Per noi bambini la gioia del Natale iniziava i primi di dicembre quando San Nicolò dimorava qualche giorno nella nostra città, Anversa, addobbata a festa, e tutti andavano a salutarlo. Lunghe file per quell’atteso incontro e una bella foto ricordo.

La sera del 5 dicembre preparavamo ognuno in uno zoccolo – rivestito con cura con “carta d’argento” – il cibo per l’asinello di San Nicolò, carote e rape, e il mattino dopo quando papà e mamma ci davano  la sveglia. Di corsa al camino dove nello zoccolo c’erano i nostri dolci preferiti, e intorno un giocattolo e cose utili. La mamma poi trovava ogni anno un buon motivo per prepararci una zuppa contenente anche delle sanissime rape.

Ormai era ora di iniziare la preparazione ravvicinata al Natale. Erano fra i momenti più belli dell’anno. Potevo accompagnare la mamma per l’acquisto di biglietti d’auguri. Quella volta c’era tanta scelta, erano bellissimi e affascinanti. Tanti biglietti da spedire e anche da ricevere, da sistemare e da ammirare poi sempre di nuovo. I preparativi continuavano con papà che si ricordava in tempo il giorno in cui doveva portare l’albero, mentre noi, insieme alla mamma, pitturavamo d’oro e d’argento delle pigne e dei rami di agrifoglio, apparivano fiocchi rossi, verdi, candele, stelle e stelline.
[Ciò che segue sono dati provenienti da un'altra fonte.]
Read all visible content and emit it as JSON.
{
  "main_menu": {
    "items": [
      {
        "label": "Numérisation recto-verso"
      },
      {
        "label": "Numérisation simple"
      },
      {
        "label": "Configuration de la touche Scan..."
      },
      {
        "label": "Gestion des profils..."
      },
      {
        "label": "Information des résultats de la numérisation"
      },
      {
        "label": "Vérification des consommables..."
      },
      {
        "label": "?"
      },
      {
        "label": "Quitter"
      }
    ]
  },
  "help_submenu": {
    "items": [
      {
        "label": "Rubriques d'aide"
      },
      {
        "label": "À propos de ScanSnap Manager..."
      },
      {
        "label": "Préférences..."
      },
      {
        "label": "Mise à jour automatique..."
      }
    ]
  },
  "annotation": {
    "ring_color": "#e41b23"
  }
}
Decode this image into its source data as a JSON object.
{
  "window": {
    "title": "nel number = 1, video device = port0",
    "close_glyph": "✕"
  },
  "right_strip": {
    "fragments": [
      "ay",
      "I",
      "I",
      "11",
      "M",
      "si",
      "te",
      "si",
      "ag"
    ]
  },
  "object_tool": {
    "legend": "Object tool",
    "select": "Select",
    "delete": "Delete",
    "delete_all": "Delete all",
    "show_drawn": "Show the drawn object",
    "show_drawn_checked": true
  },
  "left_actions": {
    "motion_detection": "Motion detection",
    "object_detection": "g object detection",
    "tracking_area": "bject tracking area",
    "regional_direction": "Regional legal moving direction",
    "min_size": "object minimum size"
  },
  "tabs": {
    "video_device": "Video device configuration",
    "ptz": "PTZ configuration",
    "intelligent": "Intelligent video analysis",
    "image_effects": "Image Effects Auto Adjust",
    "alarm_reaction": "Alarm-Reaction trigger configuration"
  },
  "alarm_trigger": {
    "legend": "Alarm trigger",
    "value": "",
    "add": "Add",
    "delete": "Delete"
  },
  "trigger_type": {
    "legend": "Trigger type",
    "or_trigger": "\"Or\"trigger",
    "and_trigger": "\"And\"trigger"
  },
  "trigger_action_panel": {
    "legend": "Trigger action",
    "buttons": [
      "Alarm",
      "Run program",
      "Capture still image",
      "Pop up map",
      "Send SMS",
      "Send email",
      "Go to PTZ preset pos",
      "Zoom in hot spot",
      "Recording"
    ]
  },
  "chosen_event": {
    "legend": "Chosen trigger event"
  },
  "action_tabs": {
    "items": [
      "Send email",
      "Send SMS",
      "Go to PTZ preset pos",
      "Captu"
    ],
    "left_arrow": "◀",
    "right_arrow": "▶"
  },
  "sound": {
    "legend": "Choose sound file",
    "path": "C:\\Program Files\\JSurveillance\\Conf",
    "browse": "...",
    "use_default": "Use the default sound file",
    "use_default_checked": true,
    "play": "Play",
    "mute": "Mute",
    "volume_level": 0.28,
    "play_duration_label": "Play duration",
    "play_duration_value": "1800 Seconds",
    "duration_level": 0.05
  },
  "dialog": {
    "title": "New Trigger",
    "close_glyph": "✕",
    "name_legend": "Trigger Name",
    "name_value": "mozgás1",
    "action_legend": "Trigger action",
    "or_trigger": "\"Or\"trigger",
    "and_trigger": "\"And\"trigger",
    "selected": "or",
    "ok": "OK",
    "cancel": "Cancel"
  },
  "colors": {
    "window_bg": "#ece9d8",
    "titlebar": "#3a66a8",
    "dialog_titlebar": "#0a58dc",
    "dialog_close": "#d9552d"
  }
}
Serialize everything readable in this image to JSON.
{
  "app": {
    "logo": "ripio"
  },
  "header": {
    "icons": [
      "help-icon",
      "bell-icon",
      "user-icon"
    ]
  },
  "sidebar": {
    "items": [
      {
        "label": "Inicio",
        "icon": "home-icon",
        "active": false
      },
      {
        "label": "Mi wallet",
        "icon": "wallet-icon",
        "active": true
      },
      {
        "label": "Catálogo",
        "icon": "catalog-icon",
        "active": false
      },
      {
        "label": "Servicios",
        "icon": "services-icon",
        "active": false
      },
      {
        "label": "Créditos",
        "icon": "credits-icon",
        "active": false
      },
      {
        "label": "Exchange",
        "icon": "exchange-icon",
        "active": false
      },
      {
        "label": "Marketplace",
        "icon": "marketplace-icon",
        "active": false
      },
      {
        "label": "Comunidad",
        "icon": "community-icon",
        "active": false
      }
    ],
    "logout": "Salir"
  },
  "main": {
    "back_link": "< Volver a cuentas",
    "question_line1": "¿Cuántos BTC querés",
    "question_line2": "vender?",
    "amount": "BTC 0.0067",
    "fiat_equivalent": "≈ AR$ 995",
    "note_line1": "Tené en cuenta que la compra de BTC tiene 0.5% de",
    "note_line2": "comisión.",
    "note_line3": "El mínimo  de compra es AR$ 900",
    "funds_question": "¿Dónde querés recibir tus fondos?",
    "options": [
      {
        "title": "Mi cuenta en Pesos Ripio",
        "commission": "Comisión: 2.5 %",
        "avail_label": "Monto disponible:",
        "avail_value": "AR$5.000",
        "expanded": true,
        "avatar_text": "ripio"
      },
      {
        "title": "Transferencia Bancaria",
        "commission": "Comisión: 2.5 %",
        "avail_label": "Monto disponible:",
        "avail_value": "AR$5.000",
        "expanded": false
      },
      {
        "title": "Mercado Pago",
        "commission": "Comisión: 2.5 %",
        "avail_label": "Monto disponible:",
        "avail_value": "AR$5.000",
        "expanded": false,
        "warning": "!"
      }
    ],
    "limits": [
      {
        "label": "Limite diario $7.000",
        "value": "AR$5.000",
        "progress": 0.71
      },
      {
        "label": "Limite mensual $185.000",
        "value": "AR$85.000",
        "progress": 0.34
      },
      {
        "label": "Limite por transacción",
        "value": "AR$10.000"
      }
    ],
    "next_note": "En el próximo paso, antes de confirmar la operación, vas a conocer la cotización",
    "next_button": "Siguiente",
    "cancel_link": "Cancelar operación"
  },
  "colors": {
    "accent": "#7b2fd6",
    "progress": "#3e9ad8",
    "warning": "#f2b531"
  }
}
Il giorno prefissato papà portava l’albero e anche da noi il soggiorno diventava un cantiere dove ognuno cercava di dare il meglio di sé. Nei miei ricordi più lontani ci sono le candeline vere, sistemate sull’albero dal papà e, naturalmente, mai perse di vista, ma tanto belle.

Intanto papà faceva risuonare i canti natalizi. Canti antichi che avevano attraversato i secoli, parole e melodie dolcissime dedicate al Bambino nella mangiatoia.

Ma dove sta il segreto di quell’atmosfera unica, delicata e avvolgente alla volta, che invade l’aria che respiriamo e tutto intorno a noi che c’è dappertutto soltanto a Natale?  Mi rendo conto delle potenza di quelle parole di duemila anni fa: “pace in terra agli uomini amati…”

Nel nostro “cantiere” tutto sta andando bene. È il momento di ambientare la grotta in mezzo al deserto dorato che circondava Betlemme. Quanto ci piaceva prepararla, bella nella sua povertà di riparo di campagna, in mezzo a pastori, pecorelle, qualche bue, gli asinelli…

Per due settimane il nostro posto preferito era lì, seduti sul tappeto davanti a questa scena di pace e misteriosa bellezza che ci toccava nel profondo.

Finalmente siamo alla vigilia, la mamma è indaffarata più che mai e noi un aiutino per preparare la tavola, un ritocco qua e là glielo diamo volentieri. Mia sorella Rita era impegnata in un coro di bambini (anche oggi fa parte di un coro e in questo giorno di vigilia in centro storico, all’aperto, portano tanti bellissimi canti).

Arrivano i nonni, gli zii, i cuginetti, l’atmosfera è davvero speciale. A mezzanotte il più piccolo di noi deponeva il piccolo Gesù nella mangiatoia e il nonno leggeva il brano del Vangelo: “…lo avvolse in fasce e lo depose in una mangiatoia…alcuni pastori vegliavano di notte il loro gregge…gli angeli cantavano Gloria a Dio nell’Alto dei Cieli e pace in terra agli uomini che egli ama”. Seguiva un brindisi al Festeggiato. Era l’unica notte che noi bambini potevamo “fare le ore piccole”. Di giorno andavamo a Messa in Cattedrale, poi due passi al grande fiume di fronte, incontri con parenti e amici, continuava la festa, la gioia e l’armonia.